Search bar: Android 4.0 features a Google search bar at the top of every home screen panel. You can tap here and begin typing a search term, or tap the Voice Actions icon on the right to initiate a voice search or perform other voice commands.
Home screen: You can fill this area with any combination of app shortcuts, folders and live, dynamic widgets (more on those in a bit). Android 4.0 gives you five home screen panels; just swipe left or right to move to the next or previous panel and access whatever you've stored there.

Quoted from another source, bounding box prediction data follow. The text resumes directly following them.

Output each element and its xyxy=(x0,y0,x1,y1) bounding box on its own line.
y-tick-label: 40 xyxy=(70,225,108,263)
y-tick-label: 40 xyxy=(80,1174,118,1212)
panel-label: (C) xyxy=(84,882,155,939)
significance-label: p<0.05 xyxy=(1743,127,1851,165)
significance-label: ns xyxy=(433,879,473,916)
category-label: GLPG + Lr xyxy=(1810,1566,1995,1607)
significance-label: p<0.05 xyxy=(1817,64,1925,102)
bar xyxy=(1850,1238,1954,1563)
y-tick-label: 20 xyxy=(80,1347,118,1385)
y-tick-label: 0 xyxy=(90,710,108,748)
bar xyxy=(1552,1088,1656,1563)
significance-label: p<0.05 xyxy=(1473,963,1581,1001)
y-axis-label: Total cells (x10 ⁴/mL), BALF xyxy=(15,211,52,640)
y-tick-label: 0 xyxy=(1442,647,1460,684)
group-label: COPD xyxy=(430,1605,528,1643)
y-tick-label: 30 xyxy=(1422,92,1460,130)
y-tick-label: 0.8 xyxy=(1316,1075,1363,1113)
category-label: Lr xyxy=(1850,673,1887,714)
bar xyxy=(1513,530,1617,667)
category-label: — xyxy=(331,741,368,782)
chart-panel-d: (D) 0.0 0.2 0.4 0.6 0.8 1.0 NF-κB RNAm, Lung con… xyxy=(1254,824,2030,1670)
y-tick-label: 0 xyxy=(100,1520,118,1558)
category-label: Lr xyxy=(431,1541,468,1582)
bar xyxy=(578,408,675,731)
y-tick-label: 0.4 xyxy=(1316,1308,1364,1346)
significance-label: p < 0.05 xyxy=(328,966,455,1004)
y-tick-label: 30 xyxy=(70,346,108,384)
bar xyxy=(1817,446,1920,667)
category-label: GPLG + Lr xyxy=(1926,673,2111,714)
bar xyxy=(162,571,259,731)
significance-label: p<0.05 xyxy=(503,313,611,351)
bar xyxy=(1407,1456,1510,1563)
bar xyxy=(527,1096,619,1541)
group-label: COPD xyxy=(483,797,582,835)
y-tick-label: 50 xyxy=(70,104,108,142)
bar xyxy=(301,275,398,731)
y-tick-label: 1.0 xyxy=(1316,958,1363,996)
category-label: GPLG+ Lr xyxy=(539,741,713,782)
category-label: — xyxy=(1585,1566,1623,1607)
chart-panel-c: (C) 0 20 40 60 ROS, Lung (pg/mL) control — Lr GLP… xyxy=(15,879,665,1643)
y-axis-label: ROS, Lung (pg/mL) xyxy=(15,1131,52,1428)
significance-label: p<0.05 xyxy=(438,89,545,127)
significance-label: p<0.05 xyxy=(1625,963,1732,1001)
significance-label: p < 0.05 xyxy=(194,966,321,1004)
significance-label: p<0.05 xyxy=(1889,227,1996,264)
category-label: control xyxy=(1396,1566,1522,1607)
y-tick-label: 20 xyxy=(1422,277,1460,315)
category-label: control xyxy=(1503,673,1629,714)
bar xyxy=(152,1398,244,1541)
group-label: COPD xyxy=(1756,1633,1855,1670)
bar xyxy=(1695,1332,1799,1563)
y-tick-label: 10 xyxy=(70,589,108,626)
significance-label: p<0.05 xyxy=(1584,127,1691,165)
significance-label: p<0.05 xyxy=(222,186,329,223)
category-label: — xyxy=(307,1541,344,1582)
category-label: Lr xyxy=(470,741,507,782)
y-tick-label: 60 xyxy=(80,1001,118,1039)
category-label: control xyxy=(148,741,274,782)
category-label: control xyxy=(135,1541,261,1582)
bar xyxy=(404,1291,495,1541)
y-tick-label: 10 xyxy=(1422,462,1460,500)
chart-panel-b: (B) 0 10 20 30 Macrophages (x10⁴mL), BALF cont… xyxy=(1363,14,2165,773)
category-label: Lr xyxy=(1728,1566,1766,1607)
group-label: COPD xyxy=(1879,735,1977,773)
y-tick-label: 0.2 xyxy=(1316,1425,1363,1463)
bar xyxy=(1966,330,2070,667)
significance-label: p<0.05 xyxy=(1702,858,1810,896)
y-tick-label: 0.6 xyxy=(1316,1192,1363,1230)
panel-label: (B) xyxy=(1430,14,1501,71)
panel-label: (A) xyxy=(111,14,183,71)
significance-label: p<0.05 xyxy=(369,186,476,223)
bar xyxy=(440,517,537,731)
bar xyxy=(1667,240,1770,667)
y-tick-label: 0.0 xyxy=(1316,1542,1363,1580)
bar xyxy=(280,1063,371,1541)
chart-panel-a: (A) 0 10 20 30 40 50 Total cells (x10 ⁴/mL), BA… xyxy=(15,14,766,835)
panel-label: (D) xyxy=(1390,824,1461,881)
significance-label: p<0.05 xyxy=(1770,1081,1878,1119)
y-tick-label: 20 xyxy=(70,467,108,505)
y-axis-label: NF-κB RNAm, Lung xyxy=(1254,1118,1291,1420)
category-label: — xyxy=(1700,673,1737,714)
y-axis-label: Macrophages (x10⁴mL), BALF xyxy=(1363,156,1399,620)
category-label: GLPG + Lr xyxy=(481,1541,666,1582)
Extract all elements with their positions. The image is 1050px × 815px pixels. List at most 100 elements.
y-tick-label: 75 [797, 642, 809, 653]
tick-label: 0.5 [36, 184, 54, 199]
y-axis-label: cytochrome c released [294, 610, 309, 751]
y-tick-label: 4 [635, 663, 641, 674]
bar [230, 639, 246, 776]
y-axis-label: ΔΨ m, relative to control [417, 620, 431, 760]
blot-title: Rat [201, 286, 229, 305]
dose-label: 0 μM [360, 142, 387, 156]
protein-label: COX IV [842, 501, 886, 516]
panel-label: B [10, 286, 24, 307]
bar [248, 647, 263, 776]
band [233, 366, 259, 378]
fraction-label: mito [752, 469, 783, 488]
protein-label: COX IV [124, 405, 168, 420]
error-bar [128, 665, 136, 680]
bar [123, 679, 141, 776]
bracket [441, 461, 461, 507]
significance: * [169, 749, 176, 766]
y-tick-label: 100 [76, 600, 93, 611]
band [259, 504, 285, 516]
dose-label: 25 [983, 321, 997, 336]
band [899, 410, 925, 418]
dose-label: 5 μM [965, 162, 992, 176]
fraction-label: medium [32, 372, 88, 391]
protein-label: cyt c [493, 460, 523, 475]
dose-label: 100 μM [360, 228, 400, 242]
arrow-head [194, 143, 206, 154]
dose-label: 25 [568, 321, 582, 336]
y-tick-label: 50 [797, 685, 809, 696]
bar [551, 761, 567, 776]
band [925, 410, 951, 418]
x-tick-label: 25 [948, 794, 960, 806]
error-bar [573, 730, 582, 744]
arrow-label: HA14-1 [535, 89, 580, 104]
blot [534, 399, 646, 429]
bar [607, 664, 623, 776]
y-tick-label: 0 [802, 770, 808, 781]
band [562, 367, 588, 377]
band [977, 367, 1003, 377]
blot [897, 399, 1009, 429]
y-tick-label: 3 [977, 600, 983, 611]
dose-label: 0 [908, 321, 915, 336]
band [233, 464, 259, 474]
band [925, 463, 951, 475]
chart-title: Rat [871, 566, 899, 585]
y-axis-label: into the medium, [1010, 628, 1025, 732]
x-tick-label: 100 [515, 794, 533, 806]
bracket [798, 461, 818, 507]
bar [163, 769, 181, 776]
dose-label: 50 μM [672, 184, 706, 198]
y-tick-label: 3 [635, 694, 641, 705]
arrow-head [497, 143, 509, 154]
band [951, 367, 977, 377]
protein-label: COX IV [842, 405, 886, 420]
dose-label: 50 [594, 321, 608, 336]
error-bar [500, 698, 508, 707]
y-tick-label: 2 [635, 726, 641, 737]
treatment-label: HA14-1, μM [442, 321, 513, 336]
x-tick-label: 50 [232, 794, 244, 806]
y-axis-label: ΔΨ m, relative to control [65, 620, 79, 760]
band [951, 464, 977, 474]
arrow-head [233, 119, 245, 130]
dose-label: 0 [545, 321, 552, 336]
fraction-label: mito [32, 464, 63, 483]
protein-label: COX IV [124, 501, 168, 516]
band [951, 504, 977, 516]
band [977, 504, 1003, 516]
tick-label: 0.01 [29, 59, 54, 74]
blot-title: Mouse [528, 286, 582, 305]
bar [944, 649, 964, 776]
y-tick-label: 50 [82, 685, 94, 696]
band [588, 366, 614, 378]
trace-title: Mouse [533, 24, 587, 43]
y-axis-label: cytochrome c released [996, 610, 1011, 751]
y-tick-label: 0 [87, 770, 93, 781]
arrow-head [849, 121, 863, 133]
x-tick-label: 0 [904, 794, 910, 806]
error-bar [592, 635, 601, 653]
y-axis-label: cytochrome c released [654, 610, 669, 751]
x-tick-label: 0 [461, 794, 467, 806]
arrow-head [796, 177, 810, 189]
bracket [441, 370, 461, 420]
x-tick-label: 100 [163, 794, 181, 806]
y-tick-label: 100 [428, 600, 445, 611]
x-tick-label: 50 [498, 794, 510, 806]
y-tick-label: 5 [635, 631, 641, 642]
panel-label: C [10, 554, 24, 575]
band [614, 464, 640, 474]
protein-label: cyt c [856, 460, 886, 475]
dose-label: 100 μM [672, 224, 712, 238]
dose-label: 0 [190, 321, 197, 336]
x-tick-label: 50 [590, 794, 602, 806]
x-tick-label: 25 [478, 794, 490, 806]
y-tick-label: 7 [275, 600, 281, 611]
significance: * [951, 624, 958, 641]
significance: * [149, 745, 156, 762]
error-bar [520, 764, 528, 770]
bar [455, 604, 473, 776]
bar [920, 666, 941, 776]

Favorites tray: The Favorites tray is like a dock for your home screen: The shortcuts or folders placed there stay present as you swipe from one panel to the next. By default, the tray includes commonly used items such as your Phone app, People app, Messaging app and Browser, with an icon for launching your app drawer in the center -- but you can customize it to include any items you want.
Navigation buttons: Instead of relying on a phone's physical buttons as in previous versions of Android, "ICS" has three main navigation buttons built into the interface at the bottom of the screen:
The Recent Apps tool allows you to multitask and switch among recently used applications. Click to view larger image.
The Back button, which looks like a left-facing arrow, takes you back one step from wherever you are.
The Home button, which looks vaguely like a house, returns you to your home screen.
The Recent Apps button -- a new addition to Android 4.0 -- allows you to multitask and switch among recently used applications. You can tap the button from anywhere in the system to get a list of recently used apps, then tap on any app to jump directly to that program. You can also swipe left or right on any app to dismiss it and remove it from the list.
If you've used Android before, you might be wondering what happened to the Menu button. As of Android 4.0, the Menu button is a thing of the past: All options and commands now appear on-screen instead of being hidden away like they were with previous-generation devices.
An icon that looks like three vertical dots contains additional functions relevant to your current activity. Click to view larger image.
If an application has more options than can fit on the screen, you'll see an icon that looks like three vertical dots; tapping that icon will bring up a list of additional functions relevant to your current activity.
(Curiously enough, the location of the vertical-dots icon is not always consistent, which was one of my criticisms of "ICS" in my initial review of the software.)
If your phone has hardware buttons: It's worth noting that while Google's Android 4.0 design guidelines call for virtual on-screen buttons, some phones still use hardware buttons instead -- either because they're older devices that have been upgraded or newer phones whose manufacturers have opted to stick with the older-style setup. If you're using an Android device that has physical buttons, those buttons should more or less correspond with the same functions described above.